Sono giunta in stazione. Scendo dal treno e percorro la via che mi porta nella casa che da trent’anni è mio conforto e mia prigione.  Apro con la solita chiave il vecchio cancello. Mi pulisco i mocassini sullo zerbino consumato da scarpe che percorrono la stessa strada da sempre. Le guardo. Davanti allo schermo si accorgano a malapena di me. Preparo la cena. Simile alla cena di ieri e a quella dell’altro ieri. Ci sediamo ai nostri posti. I soliti da sempre. Sono identiche a me. Il loro futuro sarà la fotocopia del mio presente. Viaggeranno su un treno locale che fermerà in stazioni con pubblicità di cartone.É tardi per spezzare la routine. É tardi per cambiare. Mi alzo da tavola. Le mie figlie sparecchiano. I soliti piatti  bianchi  nel lavello. Una catena di Sant’Antonio che qualcuno deve spezzare. Fuori dal cemento piove. Esco. Il mio ego è ferito dagli addii muti. La voglia di amarmi è crollata da un pezzo. Cammino sotto la pioggia per un lungo tratto. Un’auto accosta. Un conoscente mi domanda se voglio un passaggio. Salgo. É tardi  per fuggire dal proprio limbo. Rientro. Le mie figlie mi osservano. Infradiciata. I miei occhi bagnati d’acqua amara, intruglio di sale e pioggia. Restano in silenzio. Si avvicinano a me e piangano anche loro. Tre donne uguali ma di età diverse. Non voglio che siano come me. Per la prima volta percepisco la nostra forza. Nessun rifiuto o assenza può ancora distruggerci. Sussurro “Andiamocene.” Una tace e mi osserva spaventata. L’altra domanda: “Dove”.  Il coraggio mi abbandona. Scuoto la testa e me ne vado a dormire.

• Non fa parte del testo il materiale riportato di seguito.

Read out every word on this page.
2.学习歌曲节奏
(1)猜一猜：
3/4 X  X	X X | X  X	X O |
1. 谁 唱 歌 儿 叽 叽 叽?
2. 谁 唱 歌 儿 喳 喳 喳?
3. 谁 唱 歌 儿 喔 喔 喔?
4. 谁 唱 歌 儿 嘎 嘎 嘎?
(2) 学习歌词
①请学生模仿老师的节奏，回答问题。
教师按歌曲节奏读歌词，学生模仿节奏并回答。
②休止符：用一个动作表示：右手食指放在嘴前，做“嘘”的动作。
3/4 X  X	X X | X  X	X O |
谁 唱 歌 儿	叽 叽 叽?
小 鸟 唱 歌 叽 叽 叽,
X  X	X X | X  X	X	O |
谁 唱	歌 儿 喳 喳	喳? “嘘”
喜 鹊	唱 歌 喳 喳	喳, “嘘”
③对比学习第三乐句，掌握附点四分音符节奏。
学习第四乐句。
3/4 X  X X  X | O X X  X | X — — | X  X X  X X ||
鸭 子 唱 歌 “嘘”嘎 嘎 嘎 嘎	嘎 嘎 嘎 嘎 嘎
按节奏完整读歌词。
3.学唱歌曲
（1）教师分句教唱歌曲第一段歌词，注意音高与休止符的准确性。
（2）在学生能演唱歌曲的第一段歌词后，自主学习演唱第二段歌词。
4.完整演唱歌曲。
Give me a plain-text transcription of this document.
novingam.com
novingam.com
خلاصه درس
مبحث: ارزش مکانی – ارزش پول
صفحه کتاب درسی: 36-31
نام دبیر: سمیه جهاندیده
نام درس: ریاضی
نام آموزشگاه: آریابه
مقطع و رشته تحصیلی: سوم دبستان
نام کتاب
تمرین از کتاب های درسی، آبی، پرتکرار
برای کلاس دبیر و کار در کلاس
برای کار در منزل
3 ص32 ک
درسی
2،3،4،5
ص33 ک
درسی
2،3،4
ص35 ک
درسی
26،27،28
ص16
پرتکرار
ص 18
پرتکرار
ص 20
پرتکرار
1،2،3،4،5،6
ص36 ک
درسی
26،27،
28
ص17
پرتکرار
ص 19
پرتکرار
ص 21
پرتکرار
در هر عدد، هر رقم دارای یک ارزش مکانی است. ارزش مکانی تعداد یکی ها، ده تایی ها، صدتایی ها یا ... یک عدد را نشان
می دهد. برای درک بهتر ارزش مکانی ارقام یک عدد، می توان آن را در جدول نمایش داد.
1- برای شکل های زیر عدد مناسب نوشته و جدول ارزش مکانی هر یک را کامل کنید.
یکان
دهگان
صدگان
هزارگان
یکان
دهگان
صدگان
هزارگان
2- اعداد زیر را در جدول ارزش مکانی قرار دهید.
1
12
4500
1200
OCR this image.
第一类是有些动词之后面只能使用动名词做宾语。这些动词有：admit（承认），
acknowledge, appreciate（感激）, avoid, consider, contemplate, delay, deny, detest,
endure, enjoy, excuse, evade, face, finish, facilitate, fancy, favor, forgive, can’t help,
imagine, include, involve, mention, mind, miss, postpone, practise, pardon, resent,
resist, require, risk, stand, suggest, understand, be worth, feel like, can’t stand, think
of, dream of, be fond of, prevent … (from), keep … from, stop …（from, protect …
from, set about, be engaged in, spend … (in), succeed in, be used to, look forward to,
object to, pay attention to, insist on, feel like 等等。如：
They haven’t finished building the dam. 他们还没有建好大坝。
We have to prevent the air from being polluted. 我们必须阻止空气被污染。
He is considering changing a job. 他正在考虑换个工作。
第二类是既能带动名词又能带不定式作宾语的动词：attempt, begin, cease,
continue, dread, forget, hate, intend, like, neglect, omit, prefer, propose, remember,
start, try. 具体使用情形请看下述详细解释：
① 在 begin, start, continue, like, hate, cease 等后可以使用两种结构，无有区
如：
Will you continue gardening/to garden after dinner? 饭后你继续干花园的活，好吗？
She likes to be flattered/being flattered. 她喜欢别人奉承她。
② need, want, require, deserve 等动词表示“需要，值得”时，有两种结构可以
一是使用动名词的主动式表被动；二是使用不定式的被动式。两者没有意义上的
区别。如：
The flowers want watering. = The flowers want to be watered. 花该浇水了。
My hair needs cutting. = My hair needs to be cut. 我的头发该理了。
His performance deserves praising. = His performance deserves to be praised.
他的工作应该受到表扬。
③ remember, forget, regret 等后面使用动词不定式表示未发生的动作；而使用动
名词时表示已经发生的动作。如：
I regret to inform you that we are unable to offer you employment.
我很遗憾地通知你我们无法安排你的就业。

Sonosul solito treno a contare gli alberi. Chiudo gli occhi; resto assorta per qualche istante. L’infamia del è tardi, una giustificazione vile di staticità e sudditanza nei confronti di una vita che non deve essere la mia. Mi sollevo dal solito posto, scendo dal treno. Il cielo è meno grigio. Da oggi vivrò a modo mio.